His second speech was made during the Lords Second Reading of the Labour Government’s first Social Security Bill in 1998, in which he expressed concern about the provisions for lone parents and on the general principle underpinning the reforms:
“To be effective means that one must have some underlying principles as to why one is going into the exercise and what difference it is going to make to the people on the receiving end. One will be judged as to one’s effectiveness not by how quickly it is done, but by how well those changes are effected. I believe that the principles are being published today. I hope that we shall have more put out about exactly why the exercise is necessary. Is it just a question of cost cutting?”
Baroness (Barbara) Castle of Blackburn later said “the best speech so far this afternoon came from the right reverend Prelate the Bishop of Bradford when he asked (the Government): where is the vision? I ask: where is the concept? Where is the analysis?”
The Labour Government’s 1999 Welfare Reform and Pensions Bill came in for similar criticism from Bishop Smith at its Second Reading:
“We went to four of the most deprived areas in Bradford and Keighley, took the so-called great and the good of the area in politics and public life, including the bishop, and made them sit down for two hours without speaking a word, in order to listen to people who lived in those deprived areas saying: “This is what it’s like to live here”. Those people needed a lot of help to do that; they are not used to standing up and speaking for themselves. I ask the Minister this: who has sat down and listened to such people when creating a vision and seeking to construct the Bill? It is a foolish thing to ask, but we are dealing not with statistics and concepts such as the poor and the unemployed; we are dealing with human beings.”
Bishop Smith also spoke in the Lords on church schools, Christians in the Middle East, race relations (including a debate on the Parekh report on multiculturalism), child welfare, global poverty, and in the Queen’s Speech following the 2001 General Election raised concerns about the changing situation for farmers and the rural population.

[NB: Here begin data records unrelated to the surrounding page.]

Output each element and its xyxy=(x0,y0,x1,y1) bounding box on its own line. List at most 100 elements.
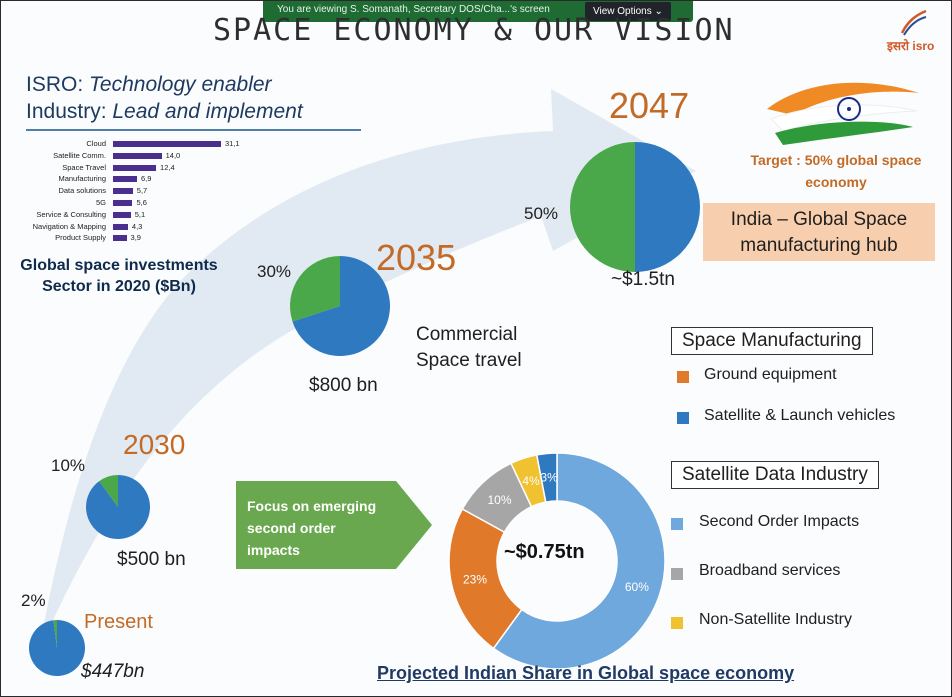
commercial-space-travel-text: Commercial Space travel xyxy=(416,322,522,374)
view-options-button[interactable]: View Options ⌄ xyxy=(585,2,671,21)
bar xyxy=(113,141,221,147)
milestone-2035-pct: 30% xyxy=(257,262,292,281)
target-line1: Target : 50% global space xyxy=(750,152,922,168)
tagline-industry: Industry: Lead and implement xyxy=(26,100,303,124)
focus-line2: second order xyxy=(247,520,336,536)
legend-ground-equipment: Ground equipment xyxy=(704,366,837,383)
view-options-label: View Options xyxy=(593,6,652,17)
milestone-present-value: $447bn xyxy=(81,661,145,682)
bar xyxy=(113,211,131,218)
milestone-2047-pct: 50% xyxy=(524,204,559,223)
hub-callout: India – Global Space manufacturing hub xyxy=(703,203,935,261)
tagline-industry-label: Industry: xyxy=(26,100,113,123)
bar-category-label: 5G xyxy=(95,198,106,207)
donut-slice-label: 23% xyxy=(463,572,487,586)
legend-second-order: Second Order Impacts xyxy=(699,513,860,530)
isro-logo-text: इसरो isro xyxy=(887,39,935,53)
commercial-line2: Space travel xyxy=(416,350,522,371)
target-line2: economy xyxy=(805,174,867,190)
bar xyxy=(113,188,133,195)
pie-slice-share xyxy=(99,475,118,507)
screen-share-text: You are viewing S. Somanath, Secretary D… xyxy=(277,4,550,15)
bar-category-label: Manufacturing xyxy=(58,174,106,184)
bar-category-label: Data solutions xyxy=(58,186,106,196)
pie-slice-rest xyxy=(292,256,390,356)
bar-chart-caption-line1: Global space investments xyxy=(20,257,218,274)
bar xyxy=(113,200,133,206)
bar-value-label: 14,0 xyxy=(165,150,181,160)
india-flag-graphic xyxy=(767,82,919,145)
pie-slice-share xyxy=(570,142,635,272)
tagline-isro-role: Technology enabler xyxy=(89,73,272,96)
bar-value-label: 5,1 xyxy=(134,209,146,219)
milestone-2035-year: 2035 xyxy=(376,237,457,278)
bar xyxy=(113,235,127,242)
pie-slice-share xyxy=(290,256,340,322)
milestone-present-year: Present xyxy=(84,611,153,633)
bar xyxy=(113,164,157,171)
satellite-launch-swatch xyxy=(677,412,689,424)
legend-non-satellite: Non-Satellite Industry xyxy=(699,611,852,628)
milestone-2030-pct: 10% xyxy=(51,456,86,475)
milestone-2030-year: 2030 xyxy=(123,429,186,460)
ground-equipment-swatch xyxy=(677,371,689,383)
milestone-2047-year: 2047 xyxy=(609,85,690,126)
bar-category-label: Navigation & Mapping xyxy=(32,221,106,231)
donut-slice xyxy=(448,507,523,650)
tagline-isro-label: ISRO: xyxy=(26,73,90,96)
investment-bar-chart: Cloud 31,1 Satellite Comm. 14,0 Space Travel… xyxy=(3,139,263,249)
tagline-isro: ISRO: Technology enabler xyxy=(26,73,272,97)
legend-satellite-launch: Satellite & Launch vehicles xyxy=(704,407,896,424)
donut-slice xyxy=(492,452,666,670)
bar-value-label: 12,4 xyxy=(160,162,175,172)
pie-slice-share xyxy=(53,620,57,648)
milestone-2035-value: $800 bn xyxy=(309,375,378,396)
milestone-2030-value: $500 bn xyxy=(117,549,186,570)
chevron-down-icon: ⌄ xyxy=(654,6,663,17)
focus-line3: impacts xyxy=(247,542,300,558)
focus-arrow xyxy=(236,481,432,569)
pie-slice-rest xyxy=(28,620,85,676)
isro-rocket-logo xyxy=(900,9,927,36)
focus-text: Focus on emerging second order impacts xyxy=(247,495,376,561)
bar-value-label: 5,7 xyxy=(136,186,148,196)
bar-category-label: Satellite Comm. xyxy=(53,150,106,160)
tagline-industry-role: Lead and implement xyxy=(112,100,303,123)
hub-line1: India – Global Space xyxy=(730,209,908,230)
legend-manufacturing-heading: Space Manufacturing xyxy=(671,327,873,355)
bar-value-label: 6,9 xyxy=(140,174,152,184)
bar-chart-caption: Global space investments Sector in 2020 … xyxy=(9,255,229,297)
commercial-line1: Commercial xyxy=(416,324,518,345)
donut-caption: Projected Indian Share in Global space e… xyxy=(377,663,795,683)
bar-value-label: 31,1 xyxy=(225,139,240,148)
pie-slice-rest xyxy=(85,475,150,539)
milestone-2047-value: ~$1.5tn xyxy=(611,269,675,290)
donut-slice-label: 4% xyxy=(522,474,540,488)
bar xyxy=(113,223,128,230)
bar xyxy=(113,176,137,183)
divider xyxy=(26,129,361,131)
bar-chart-caption-line2: Sector in 2020 ($Bn) xyxy=(42,278,196,295)
page-title: SPACE ECONOMY & OUR VISION xyxy=(213,13,735,48)
bar-value-label: 3,9 xyxy=(130,233,141,243)
bar-category-label: Product Supply xyxy=(55,233,106,243)
broadband-swatch xyxy=(671,568,683,580)
bar-value-label: 5,6 xyxy=(136,198,147,207)
second-order-swatch xyxy=(671,518,683,530)
hub-line2: manufacturing hub xyxy=(740,235,898,256)
legend-broadband: Broadband services xyxy=(699,562,841,579)
donut-slice-label: 3% xyxy=(540,470,558,484)
target-text: Target : 50% global space economy xyxy=(731,149,941,193)
non-satellite-swatch xyxy=(671,617,683,629)
screen-share-banner: You are viewing S. Somanath, Secretary D… xyxy=(263,1,693,22)
donut-slice-label: 10% xyxy=(487,493,511,507)
milestone-present-pct: 2% xyxy=(21,591,46,610)
bar-category-label: Cloud xyxy=(86,139,106,148)
bar-value-label: 4,3 xyxy=(131,221,143,231)
bar-category-label: Service & Consulting xyxy=(36,209,106,219)
focus-line1: Focus on emerging xyxy=(247,498,377,514)
donut-slice xyxy=(535,452,558,503)
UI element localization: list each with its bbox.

In a Lords debate following the terrorist acts in the USA of 11th September 2011 he spoke of tensions in Bradford and between religious communities. Setting out proposals for how Government could improve community relations, he concluded:
“I believe that if Bradford and cities like it, which are multicultural, multiracial and multi-faith on any reckoning, can be encouraged to get all the communities together, committed to living in peace and justice, in harmony and tolerance, the county and beyond will feel the benefit. However, if we allow them to become seedbeds for youth discontent and disaffection, God help us.”
James and Baines
The Rt Rev David James, 9th Bishop of Bradford, was introduced to the House of Lords in 2009. Though he retired only a year later in July 2010, he used his brief time in parliament to speak on poverty, global affairs and community relations. Bishop James gave his maiden speech in a 2009 debate on the economy, on the need to “eradicate poverty and continue investing in our young people’s education.” He also made interventions on Sudan, asylum, child poverty and during the passage of the Equality Act 2010, including in support of an amendment on Catholic adoption agencies. His final speech, during the response to the 2010 /11 Queen Speech, he gave a warm welcome to the Coalition Government’s commitment to end the detention of children for immigration purposes.

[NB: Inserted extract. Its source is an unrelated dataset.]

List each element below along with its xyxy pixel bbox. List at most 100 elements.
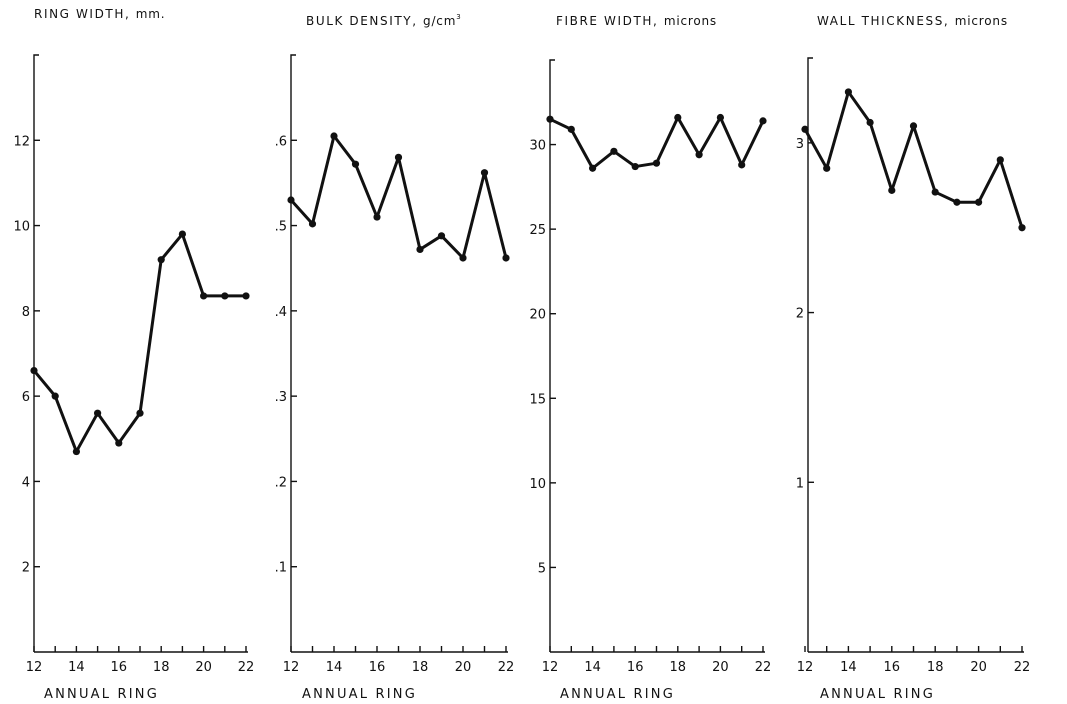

As well as being a keen follower of Bradford football club, Bishop James was one of the first Bishops to read a speech in the House of Lords from an electronic hand-held device.

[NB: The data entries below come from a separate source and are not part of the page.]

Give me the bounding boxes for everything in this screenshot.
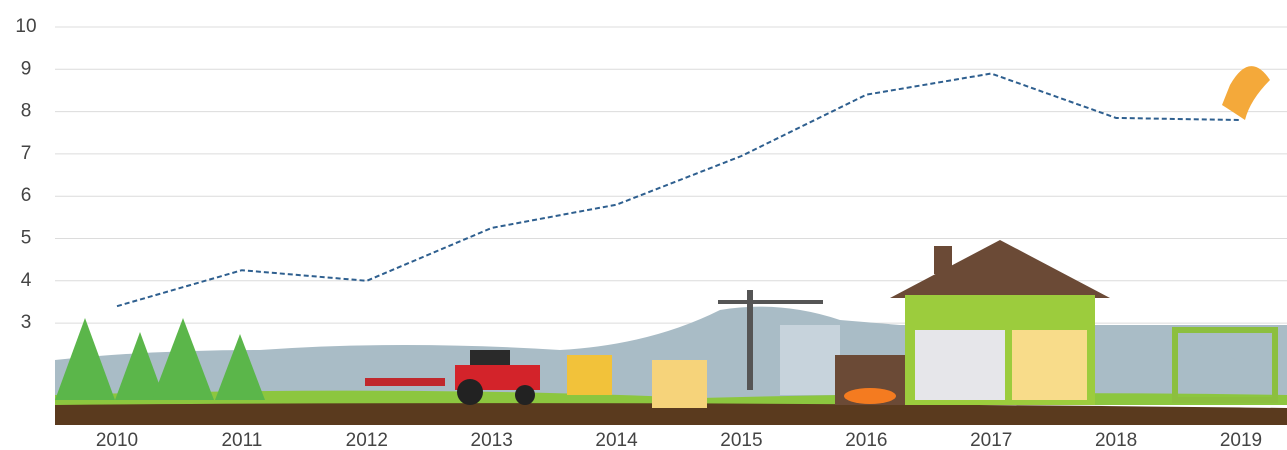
fuel-station [1172,327,1278,403]
x-tick-label: 2013 [471,430,513,450]
x-tick-label: 2019 [1220,430,1262,450]
y-tick-label: 9 [21,58,32,79]
y-tick-label: 4 [21,270,32,291]
car [844,388,896,404]
hill [1110,330,1287,400]
y-tick-label: 5 [21,228,32,249]
x-tick-label: 2016 [845,430,887,450]
y-tick-label: 8 [21,101,32,122]
x-tick-label: 2010 [96,430,138,450]
room [915,330,1005,400]
building [780,325,840,395]
y-tick-label: 3 [21,312,32,333]
y-tick-label: 6 [21,185,32,206]
ground [55,403,1287,425]
butterfly [1222,66,1270,120]
x-tick-label: 2014 [595,430,638,450]
trees [55,318,265,400]
x-tick-label: 2018 [1095,430,1137,450]
x-tick-label: 2012 [346,430,388,450]
plough [365,378,445,386]
y-tick-label: 7 [21,143,32,164]
crane-arm [718,300,823,304]
room [1012,330,1087,400]
y-tick-label: 10 [15,16,36,37]
wheel [457,379,483,405]
stall [652,360,707,408]
illustration [55,66,1287,425]
shop [567,355,612,395]
x-tick-label: 2011 [221,430,262,450]
wheel [515,385,535,405]
roof [890,240,1110,298]
crane [747,290,753,390]
data-line [116,72,1242,308]
x-tick-label: 2015 [720,430,762,450]
x-tick-label: 2017 [970,430,1012,450]
chimney [934,246,952,274]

The 10th and last Bishop of Bradford is the Rt Rev Nick Baines. Although he will not have the opportunity to join the House of Lords as Bishop of Bradford, he will enter (likely later in 2014) in his new capacity as Bishop of Leeds, overseeing the newly created Diocese of West Yorkshire and the Dales. A regular blogger and tweeter, he frequently writes and comments on contemporary political issues.